On Tue, Feb 26, 2013 at 6:49 AM, Jonathan Greenberg <jgrn at illinois.edu> wrote:
r-sig-geo'ers:
I always hate doing this, but the test function/dataset is going to be
hard to pass along to the list. Basically: I have a foreach call that
has no superassignments or strange environmental manipulations, but
resulted in the nodes showing a slow but steady memory creep over
time. I was using a parallel backend for foreach via doParallel. Has
anyone else seen this behavior (unexplained memory creep)? Is there a
good way to "flush" a node? I'm trying to embed gc() at the top of my
foreach function, but this process took about 24 hours to get to a
memory overuse stage (multiple iterations would have passed, e.g. the
function would have been called more than one time on a single node)
so I'm not sure if this will work so I figured I'd ask the group about
it.
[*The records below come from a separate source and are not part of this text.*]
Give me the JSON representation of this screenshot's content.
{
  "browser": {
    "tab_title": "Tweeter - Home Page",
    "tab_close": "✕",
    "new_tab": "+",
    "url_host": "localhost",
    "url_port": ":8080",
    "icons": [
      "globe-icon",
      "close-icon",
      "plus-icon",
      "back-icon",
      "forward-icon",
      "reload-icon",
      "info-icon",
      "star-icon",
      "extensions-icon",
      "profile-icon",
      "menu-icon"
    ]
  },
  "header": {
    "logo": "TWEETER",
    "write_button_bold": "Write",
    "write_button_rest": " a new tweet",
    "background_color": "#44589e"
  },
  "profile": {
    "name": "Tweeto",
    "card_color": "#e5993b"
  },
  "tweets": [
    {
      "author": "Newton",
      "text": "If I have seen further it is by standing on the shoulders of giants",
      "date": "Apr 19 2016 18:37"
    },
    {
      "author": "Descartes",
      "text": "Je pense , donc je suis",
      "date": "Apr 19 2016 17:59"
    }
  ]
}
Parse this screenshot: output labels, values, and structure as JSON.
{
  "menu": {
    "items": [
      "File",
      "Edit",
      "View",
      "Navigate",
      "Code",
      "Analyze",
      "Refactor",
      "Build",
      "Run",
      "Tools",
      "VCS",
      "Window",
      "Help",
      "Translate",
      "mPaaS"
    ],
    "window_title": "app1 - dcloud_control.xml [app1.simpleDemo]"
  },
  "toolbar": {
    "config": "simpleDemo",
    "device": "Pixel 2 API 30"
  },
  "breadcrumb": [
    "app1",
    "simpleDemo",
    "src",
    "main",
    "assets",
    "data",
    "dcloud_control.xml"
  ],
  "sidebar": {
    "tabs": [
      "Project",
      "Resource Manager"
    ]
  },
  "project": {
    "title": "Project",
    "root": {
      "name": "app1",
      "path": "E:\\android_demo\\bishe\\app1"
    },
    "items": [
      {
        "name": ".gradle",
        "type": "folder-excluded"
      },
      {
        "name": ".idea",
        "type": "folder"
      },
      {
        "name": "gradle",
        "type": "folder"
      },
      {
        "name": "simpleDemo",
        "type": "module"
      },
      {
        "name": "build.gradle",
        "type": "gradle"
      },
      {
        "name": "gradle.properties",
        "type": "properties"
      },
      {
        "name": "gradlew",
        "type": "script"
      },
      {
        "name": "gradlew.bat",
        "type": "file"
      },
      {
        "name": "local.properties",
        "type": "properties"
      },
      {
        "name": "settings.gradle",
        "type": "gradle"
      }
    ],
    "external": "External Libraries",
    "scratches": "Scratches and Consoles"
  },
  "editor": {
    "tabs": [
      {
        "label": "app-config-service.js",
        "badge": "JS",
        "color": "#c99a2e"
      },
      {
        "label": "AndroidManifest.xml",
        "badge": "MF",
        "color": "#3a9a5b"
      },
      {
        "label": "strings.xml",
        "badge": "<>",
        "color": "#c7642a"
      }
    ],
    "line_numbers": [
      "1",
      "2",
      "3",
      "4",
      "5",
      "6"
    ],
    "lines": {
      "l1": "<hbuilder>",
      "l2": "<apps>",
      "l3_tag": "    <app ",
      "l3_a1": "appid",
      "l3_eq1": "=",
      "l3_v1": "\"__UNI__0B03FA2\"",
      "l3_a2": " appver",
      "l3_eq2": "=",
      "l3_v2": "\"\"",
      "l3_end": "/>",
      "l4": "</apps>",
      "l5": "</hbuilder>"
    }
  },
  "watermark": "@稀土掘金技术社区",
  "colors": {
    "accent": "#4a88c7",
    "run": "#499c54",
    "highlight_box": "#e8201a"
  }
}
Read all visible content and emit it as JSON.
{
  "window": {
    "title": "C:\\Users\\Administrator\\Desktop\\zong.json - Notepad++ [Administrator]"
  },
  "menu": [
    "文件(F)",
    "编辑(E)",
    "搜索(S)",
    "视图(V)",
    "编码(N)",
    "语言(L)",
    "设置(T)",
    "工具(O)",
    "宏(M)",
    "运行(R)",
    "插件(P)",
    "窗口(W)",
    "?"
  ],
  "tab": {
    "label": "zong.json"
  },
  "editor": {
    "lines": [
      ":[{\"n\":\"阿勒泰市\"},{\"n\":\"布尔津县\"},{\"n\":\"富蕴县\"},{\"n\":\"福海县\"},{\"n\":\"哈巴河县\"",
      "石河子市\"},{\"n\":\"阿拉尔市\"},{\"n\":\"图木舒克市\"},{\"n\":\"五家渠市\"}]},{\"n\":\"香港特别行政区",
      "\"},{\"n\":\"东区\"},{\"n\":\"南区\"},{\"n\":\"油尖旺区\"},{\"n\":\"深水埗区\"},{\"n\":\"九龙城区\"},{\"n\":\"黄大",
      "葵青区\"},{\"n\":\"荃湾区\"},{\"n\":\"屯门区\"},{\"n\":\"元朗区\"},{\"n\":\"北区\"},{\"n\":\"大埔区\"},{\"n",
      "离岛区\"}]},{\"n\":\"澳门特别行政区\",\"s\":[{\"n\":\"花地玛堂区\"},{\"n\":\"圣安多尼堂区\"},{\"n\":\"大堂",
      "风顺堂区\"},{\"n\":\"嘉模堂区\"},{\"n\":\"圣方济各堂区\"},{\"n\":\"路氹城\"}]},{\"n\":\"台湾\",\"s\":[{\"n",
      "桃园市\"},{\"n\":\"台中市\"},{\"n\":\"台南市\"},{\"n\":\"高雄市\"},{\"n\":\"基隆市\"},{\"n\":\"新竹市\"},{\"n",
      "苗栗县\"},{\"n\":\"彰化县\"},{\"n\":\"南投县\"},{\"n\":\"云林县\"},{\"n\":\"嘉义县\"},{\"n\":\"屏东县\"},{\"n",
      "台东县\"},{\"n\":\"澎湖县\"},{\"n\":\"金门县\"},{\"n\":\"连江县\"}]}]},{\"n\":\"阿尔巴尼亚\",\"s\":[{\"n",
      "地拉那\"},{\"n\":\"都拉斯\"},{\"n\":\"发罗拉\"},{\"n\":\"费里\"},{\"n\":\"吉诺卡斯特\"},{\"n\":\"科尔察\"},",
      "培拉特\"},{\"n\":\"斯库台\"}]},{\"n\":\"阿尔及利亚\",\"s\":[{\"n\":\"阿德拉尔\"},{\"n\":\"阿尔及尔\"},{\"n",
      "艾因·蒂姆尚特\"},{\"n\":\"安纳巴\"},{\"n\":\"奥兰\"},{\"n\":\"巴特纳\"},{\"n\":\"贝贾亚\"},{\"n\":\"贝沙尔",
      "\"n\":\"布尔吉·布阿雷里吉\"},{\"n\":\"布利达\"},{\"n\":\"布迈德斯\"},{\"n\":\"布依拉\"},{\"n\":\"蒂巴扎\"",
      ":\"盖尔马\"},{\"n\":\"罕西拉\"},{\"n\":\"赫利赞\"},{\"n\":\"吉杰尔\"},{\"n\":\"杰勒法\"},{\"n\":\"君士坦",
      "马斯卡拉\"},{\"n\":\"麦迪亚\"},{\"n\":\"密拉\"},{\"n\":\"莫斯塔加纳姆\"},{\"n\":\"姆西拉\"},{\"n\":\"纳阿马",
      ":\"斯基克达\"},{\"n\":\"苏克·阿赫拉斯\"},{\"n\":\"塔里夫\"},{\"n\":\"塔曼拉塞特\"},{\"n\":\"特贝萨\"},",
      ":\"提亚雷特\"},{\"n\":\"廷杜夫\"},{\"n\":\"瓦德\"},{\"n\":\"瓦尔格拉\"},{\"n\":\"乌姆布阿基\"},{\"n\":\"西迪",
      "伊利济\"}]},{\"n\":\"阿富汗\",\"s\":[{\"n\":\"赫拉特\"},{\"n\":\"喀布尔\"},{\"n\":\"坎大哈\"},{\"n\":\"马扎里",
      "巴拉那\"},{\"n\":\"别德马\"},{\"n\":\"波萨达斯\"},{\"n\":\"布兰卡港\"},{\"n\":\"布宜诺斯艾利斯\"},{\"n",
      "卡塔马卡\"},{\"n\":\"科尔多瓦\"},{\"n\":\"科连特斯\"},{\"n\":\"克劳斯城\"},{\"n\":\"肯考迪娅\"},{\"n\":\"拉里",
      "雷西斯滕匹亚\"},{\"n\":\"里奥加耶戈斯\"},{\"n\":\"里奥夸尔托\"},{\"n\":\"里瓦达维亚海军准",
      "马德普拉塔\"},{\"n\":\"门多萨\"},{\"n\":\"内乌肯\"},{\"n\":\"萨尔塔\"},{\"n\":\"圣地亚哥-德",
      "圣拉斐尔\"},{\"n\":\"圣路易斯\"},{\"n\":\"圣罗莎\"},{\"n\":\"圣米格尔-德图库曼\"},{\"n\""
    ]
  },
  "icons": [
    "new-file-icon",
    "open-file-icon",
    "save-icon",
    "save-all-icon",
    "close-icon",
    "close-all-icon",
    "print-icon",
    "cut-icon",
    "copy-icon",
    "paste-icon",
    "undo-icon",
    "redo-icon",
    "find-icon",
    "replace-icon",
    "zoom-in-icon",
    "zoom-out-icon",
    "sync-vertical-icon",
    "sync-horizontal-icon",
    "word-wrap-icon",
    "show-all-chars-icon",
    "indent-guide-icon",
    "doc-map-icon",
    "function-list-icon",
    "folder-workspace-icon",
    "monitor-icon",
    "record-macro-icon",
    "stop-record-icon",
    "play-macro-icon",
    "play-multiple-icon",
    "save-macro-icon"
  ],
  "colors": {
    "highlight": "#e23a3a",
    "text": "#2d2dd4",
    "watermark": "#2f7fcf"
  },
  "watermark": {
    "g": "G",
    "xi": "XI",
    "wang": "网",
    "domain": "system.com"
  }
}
I've seen other people post about this on various boards with no
clear response/solution to it (gc() apparently didn't work).
Some other notes: there should be no resultant output of data, because
the output is being written from within the foreach function (e.g. the
output of the function that foreach executes is NULL).
I'll see if I can work up a faster executing example later, but wanted
to see if there are some general pointers for dealing with memory
leaks using a parallel system.
Hi Jonathan,
have you tried replacing the foreach(...) by a simple for ... to
verify that the problem really is in the parallel execution, and not
simply in the R code?
I second Simon's suggestion to pay careful attention to possible
side-effects and objects not going out of scope when you think they
should (for example, if something somewhere references the environment
of a function that already completed, the environment and all objects
within it are not out of scope).
Peter